El COVID-19, exaltado por toda la parafernalia icónica e informativa del
amarillismo de los medios de comunicación, ha incrustado miedo o pánico en la
gran colectividad social.
Encerrados en nuestra casa, vemos el mundo a través de ventanas.
Cuando abrimos aquella que da a la calle, nuestra mirada está confinada por las
imágenes que vemos y oímos en la tele, la tablet, el móvil o la radio. Las que
vemos a través de las ventanas de la casa, son calles y plazas vacías. ¿Vaciadas?

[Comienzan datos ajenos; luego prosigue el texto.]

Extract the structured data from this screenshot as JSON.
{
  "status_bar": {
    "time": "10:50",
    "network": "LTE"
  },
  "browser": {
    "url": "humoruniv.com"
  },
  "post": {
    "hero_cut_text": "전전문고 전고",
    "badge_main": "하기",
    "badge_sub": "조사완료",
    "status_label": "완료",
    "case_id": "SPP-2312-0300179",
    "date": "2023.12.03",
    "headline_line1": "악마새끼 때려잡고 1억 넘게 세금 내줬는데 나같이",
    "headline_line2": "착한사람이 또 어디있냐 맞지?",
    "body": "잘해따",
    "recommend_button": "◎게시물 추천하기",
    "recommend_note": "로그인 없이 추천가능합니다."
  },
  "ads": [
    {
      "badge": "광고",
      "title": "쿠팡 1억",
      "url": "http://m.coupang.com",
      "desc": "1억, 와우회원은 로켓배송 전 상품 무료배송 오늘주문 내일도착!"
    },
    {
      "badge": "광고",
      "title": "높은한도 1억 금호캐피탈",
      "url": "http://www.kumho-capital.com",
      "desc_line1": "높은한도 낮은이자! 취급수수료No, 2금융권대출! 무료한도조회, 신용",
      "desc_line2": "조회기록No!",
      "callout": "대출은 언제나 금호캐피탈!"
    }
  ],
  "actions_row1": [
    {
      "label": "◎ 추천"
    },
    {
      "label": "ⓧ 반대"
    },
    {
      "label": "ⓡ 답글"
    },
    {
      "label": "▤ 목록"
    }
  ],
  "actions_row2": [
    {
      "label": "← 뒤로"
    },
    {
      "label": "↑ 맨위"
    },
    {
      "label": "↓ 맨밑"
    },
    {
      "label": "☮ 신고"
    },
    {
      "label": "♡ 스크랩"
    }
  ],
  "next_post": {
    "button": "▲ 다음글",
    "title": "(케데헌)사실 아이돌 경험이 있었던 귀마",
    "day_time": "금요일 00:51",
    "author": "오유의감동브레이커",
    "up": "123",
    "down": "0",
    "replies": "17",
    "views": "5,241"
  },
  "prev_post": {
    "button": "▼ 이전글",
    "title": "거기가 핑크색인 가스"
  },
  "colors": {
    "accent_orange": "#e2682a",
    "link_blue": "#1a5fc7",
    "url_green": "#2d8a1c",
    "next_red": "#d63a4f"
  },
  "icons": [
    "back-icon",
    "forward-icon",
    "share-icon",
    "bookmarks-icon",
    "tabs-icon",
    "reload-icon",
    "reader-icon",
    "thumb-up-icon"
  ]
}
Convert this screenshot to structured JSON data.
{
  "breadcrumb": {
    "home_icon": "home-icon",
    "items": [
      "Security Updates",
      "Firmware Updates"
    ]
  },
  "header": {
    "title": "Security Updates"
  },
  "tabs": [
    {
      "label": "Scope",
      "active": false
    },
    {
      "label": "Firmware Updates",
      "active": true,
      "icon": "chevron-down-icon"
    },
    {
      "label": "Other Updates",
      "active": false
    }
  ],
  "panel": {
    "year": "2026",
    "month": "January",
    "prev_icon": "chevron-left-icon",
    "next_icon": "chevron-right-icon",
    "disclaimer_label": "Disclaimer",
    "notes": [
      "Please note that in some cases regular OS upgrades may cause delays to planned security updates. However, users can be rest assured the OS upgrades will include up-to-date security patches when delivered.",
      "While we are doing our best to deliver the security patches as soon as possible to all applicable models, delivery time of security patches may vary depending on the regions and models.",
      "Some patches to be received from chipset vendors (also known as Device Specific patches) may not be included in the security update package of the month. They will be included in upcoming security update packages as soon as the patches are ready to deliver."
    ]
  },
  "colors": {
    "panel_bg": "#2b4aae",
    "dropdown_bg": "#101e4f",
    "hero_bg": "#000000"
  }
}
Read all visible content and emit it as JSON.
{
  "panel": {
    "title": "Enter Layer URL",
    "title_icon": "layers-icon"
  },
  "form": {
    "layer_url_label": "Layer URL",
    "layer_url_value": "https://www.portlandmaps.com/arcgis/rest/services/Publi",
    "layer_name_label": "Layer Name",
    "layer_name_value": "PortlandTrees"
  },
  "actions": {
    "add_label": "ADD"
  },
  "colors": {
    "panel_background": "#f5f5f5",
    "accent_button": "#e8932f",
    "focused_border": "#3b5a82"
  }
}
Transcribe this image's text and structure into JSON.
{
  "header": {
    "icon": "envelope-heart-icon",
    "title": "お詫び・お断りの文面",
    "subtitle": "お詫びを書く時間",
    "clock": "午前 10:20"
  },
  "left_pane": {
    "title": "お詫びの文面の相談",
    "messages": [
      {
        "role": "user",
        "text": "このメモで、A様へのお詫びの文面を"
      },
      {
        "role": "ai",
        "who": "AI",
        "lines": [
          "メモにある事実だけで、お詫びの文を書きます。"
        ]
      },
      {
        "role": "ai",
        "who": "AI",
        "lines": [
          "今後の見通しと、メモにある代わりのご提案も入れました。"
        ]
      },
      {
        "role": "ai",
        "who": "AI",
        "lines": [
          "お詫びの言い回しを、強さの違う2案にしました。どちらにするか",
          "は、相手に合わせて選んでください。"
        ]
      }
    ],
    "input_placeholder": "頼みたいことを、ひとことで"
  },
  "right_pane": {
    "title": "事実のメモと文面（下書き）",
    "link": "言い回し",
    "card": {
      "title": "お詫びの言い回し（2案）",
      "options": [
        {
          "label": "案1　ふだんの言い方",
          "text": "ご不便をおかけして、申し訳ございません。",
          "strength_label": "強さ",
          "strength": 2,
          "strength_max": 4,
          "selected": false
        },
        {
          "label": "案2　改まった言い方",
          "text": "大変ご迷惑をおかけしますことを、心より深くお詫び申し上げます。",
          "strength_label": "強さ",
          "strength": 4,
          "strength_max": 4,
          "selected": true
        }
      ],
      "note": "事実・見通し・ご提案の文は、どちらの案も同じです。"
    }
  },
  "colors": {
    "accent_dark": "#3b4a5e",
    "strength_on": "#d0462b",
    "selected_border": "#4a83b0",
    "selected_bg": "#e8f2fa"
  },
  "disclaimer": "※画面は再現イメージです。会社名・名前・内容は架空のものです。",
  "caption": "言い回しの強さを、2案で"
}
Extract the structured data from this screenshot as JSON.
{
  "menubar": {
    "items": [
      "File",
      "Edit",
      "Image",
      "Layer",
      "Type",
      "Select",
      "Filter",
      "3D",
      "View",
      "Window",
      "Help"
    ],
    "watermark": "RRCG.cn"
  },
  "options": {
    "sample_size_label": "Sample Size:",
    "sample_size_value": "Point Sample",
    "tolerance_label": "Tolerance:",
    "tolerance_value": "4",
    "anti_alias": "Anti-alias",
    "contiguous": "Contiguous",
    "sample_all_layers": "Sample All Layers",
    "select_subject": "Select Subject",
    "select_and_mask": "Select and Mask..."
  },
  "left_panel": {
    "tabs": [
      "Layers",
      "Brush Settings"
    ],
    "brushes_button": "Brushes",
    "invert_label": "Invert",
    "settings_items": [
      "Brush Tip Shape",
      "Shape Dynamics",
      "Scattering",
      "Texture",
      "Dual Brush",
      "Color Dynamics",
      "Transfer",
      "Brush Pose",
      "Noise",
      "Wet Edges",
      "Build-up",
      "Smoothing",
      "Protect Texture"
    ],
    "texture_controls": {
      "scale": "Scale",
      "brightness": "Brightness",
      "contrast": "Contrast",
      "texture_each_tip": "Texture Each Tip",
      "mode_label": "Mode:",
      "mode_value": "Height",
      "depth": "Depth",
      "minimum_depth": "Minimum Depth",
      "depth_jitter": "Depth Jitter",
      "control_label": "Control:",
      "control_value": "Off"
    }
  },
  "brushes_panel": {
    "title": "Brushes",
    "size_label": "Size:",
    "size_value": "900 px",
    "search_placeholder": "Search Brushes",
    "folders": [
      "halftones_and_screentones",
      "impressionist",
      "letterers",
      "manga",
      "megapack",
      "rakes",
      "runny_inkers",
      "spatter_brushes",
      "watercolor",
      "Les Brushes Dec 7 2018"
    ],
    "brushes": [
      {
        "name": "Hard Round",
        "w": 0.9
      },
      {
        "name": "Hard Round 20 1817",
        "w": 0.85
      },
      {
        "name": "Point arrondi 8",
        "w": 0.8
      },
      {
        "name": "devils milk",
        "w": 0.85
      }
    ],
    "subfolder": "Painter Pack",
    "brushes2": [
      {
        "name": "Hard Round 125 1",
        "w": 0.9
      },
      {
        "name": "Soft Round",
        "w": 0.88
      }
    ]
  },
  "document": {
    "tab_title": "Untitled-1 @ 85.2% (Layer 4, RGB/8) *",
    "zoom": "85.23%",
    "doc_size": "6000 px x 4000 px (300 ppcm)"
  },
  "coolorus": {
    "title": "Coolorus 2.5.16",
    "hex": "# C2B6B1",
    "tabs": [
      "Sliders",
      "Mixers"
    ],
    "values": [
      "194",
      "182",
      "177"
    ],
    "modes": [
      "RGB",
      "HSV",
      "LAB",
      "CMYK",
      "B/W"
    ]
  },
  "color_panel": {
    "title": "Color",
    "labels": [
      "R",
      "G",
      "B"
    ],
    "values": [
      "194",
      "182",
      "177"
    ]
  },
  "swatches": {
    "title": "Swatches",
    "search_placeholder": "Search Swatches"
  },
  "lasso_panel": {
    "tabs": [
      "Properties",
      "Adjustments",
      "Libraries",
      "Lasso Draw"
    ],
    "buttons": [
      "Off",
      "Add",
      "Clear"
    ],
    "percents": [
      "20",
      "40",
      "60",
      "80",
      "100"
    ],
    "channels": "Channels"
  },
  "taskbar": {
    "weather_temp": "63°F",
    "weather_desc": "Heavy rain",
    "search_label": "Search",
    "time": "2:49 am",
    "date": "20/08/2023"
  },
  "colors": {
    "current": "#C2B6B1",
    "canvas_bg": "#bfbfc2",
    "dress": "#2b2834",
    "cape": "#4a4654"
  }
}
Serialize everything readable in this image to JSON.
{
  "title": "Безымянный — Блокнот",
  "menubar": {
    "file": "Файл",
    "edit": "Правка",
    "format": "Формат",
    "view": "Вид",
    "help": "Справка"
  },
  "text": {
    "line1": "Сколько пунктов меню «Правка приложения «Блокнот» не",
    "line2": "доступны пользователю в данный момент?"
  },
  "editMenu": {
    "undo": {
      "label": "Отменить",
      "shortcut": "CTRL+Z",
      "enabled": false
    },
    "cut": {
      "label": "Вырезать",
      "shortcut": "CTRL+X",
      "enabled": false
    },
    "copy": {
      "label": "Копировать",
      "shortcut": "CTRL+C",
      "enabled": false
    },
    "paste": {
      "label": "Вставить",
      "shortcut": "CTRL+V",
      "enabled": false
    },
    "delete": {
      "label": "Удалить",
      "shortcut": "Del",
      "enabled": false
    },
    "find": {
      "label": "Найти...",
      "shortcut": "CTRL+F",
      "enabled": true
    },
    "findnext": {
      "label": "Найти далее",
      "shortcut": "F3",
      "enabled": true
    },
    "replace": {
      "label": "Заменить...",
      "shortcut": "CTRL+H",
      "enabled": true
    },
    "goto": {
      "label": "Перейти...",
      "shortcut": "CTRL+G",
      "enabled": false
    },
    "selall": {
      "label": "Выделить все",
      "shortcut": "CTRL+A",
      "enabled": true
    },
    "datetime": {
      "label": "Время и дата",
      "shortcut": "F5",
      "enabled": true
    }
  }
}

Matrix nos rodea. Está por todas partes. Incluso
ahora, en esta misma habitación. Puedes verla si miras por la ventana o al
encender la televisión. Puedes sentirla cuando vas a trabajar, cuando vas a la
iglesia, cuando pagas tus impuestos. Es el mundo que ha sido puesto ante tus
ojos para ocultarte la verdad. Morfeo.
Vemos como pasa alguien camino del super, hacia el kiosko, regresan con sus
compras, otros pasean al perro o al niño. Los del perro, y algunos con niño,
manipulan el móvil con una mano. Caminan por la vida mirando a través de esa
minúscula ventana, mientras con la otra sujetan la correa-cadena del perro, al
que dan la libertad de mear a dos o tres metros, mientras otros agitando la
pantallita se olvidan del niño en la bici, del confinamiento en la casa. Los
que van al super llevan puesta la mascarilla y, en general, guantes. Marchan
hacia la compra sitiados por el miedo al contagio.
¿Cuánto tiempo tendremos “el miedo en el cuerpo” dominando nuestra mente?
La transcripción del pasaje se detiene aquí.